The location of the city was then forgotten, and Phalasarna appears in Venetian records only as a lost city. The site was rediscovered in the 19th century by British explorers Robert Pashley and Captain T. A. B. Spratt. Spratt, of the Royal Navy, noted in 1859 that the former harbor of the deserted site was now 100 yards from the sea, and that the ancient sea coast must have risen at least twenty four feet. Modern excavation has confirmed this judgment, and also has shown that the harbor rapidly silted up after the Roman attack. Radiocarbon dating of fossil algae along the ancient sea level mark on the cliffs around Phalasarna estimates the sudden sea level change at some time more than sixteen centuries ago. A probable event was the great earthquake and tsunami of 21 July A.D. 365, which wreaked catastrophic damage on all the coasts of the eastern Mediterranean and was recorded by Ammianus Marcellinus and others. An ancient fish basin with two flights of steps carved into the coastal rocks near the harbor entrance has been cracked in half, probably during the same earthquake.

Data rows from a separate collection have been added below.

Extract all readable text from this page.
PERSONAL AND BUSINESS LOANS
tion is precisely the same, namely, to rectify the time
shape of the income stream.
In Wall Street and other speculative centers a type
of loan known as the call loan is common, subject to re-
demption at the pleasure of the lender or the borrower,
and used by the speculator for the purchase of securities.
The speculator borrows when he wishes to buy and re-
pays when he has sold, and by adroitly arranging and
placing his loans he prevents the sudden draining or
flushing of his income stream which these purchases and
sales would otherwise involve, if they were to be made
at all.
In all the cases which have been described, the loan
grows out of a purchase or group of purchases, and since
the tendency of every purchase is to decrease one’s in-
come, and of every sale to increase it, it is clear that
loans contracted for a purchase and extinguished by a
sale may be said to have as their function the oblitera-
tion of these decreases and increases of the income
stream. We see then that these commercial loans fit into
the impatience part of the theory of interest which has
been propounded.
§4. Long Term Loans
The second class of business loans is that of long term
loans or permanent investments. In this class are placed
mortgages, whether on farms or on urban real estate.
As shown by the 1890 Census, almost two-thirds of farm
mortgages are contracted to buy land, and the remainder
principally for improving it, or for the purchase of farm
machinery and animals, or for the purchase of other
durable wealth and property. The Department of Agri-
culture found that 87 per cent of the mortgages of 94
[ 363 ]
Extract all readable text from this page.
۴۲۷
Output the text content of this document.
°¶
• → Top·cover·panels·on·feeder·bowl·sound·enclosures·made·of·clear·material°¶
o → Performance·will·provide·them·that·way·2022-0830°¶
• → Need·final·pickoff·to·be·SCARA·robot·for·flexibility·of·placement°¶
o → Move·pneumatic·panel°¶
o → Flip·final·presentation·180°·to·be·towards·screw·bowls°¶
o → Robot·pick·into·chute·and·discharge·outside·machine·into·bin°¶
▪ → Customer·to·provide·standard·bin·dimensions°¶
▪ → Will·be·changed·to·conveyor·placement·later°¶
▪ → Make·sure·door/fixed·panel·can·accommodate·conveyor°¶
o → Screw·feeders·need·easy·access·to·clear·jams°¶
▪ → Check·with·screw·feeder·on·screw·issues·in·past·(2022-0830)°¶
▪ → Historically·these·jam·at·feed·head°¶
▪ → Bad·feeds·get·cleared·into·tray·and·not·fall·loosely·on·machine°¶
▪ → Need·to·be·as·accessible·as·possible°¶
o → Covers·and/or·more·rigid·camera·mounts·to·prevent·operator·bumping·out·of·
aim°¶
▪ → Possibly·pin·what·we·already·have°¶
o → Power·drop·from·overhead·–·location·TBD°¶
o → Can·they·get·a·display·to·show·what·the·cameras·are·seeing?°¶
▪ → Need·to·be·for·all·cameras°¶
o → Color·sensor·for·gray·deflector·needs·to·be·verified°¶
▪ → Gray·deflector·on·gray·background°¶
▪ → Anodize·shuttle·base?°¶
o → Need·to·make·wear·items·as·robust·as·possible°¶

Rescue excavations at Phalasarna began in 1966 directed by the Ephor of the Department of Classical Antiquities in Chania, Dr. Yannis Tzedakis, and continued under Vanna Niniou-Kindeli. Over 70 graves were uncovered, some of them pithos burials, and others cist graves. The early excavations were important, proving the site to have been inhabited in the 6th century BC. Since then, only a small part more of the cemetery has been excavated, and many beautiful artifacts have been recovered, among them a 4th-century pelike showing Eros chasing a Maenad. In the area of the necropolis there stands a two-meter high throne carved from stone, probably dedicated to the Phoenician goddess Astarte.Source: wikipedia.org
Research excavations began in 1986 under Elpida Hadjidaki of the Greek Archaeological Service, and Frank Frost, of the University of California, Santa Barbara. Major items excavated to date include two towers, a fortified gate, long sections of harbor quays with bollards in situ, a secondary basin, an industrial area, a public road, warehouses, an altar, and a water tank.